When the company returned to France in October of 1667, Honoré elected to remain. The following year, he signed a commitment to work for a resident of Gaudarville, seeding an arpent of land and clearing felled trees from two other arpents. (Arpents were long narrow parcels of land of about .845 acres, usually along navigable streams.)

On 26 Nov 1668, he married Marguerite Lamirault in the Church of Notre Dame in Quebec. Marguerite was from Saint-Germain-l’Auxerrois, a parish very near Saint-Eustache.  If they hadn’t known each other in Paris, and she was thirteen years younger, they were familiar with the same neighborhoods.

She had arrived in Quebec that year as a Fille du Roi, daughter of the king. Louis XIV, the Sun King, sponsored the emigration of marriageable girls to Quebec to keep young men from leaving.

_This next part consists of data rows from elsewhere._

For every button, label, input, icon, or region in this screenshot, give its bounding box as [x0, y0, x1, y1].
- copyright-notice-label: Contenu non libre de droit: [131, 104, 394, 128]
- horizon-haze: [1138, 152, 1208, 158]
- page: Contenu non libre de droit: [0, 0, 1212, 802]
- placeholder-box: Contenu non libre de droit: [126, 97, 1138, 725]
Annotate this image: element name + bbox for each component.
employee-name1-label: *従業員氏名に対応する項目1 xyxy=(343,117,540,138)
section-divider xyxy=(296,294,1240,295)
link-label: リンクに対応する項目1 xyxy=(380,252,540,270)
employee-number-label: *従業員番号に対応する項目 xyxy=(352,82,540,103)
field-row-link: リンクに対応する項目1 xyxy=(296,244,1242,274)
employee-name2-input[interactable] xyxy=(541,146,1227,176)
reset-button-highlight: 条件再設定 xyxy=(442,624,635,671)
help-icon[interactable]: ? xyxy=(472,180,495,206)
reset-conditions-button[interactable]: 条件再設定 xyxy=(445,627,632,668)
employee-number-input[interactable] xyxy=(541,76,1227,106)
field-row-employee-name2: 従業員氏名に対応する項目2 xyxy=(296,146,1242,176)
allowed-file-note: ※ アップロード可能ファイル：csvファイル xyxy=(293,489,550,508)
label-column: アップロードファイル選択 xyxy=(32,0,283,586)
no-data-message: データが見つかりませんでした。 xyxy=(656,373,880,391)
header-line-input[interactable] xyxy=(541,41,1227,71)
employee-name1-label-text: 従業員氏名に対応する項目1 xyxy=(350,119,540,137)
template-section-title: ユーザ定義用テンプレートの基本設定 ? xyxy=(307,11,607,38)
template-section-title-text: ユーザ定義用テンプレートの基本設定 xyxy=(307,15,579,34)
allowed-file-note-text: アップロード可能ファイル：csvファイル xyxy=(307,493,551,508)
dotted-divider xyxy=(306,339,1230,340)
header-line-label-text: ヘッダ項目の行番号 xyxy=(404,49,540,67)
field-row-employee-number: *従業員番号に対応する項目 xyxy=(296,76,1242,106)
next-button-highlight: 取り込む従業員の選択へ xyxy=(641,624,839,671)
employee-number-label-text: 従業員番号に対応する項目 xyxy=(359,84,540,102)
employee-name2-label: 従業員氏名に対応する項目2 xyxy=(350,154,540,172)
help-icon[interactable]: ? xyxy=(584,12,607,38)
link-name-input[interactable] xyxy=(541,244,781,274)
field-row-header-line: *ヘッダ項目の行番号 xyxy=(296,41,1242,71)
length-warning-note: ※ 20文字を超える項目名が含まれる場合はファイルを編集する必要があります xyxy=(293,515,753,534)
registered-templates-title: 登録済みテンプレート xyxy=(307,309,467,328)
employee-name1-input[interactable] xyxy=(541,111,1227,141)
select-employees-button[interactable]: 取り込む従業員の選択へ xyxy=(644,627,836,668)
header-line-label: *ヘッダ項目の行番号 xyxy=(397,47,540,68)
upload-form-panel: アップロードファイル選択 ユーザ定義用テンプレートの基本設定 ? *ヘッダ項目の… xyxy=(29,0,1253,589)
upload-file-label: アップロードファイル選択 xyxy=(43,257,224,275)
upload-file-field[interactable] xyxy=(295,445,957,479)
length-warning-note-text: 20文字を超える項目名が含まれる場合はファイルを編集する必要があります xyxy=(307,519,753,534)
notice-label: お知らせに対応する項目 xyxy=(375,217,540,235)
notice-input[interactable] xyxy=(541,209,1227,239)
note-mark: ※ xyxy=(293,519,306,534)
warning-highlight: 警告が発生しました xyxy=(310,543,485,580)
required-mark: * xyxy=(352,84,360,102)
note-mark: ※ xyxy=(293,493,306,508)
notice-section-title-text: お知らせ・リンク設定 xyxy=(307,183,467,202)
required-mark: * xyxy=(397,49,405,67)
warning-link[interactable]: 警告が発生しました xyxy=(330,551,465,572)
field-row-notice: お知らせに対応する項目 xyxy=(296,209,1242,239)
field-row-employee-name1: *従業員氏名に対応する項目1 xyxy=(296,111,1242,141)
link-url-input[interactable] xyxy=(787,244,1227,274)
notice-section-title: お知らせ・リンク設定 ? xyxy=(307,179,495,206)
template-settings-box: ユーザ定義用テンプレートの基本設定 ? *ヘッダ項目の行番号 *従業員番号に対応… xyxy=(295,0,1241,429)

Honoré did not make a good farmer. He had to appear before the provost numerous times. Problems included the death of a rented ox, boundary lines, quarrels with neighbors, neglecting to pay debts.

After twenty years, he finally began a new career as a longsawyer in 1688, providing planking and satisfactorily fulfilling contracts.

Marguerite died on 17 Oct 1706 at the age of 62. She’d borne fourteen children, nine of them still living and five not yet married. A year later, Honoré married Marie Marchand, but he had health problems. Four times he was hospitalized. He died between June 1712, when he attended his son Jean’s marriage, and September 1714, when his youngest, Marie-Thérèse married with both parents deceased.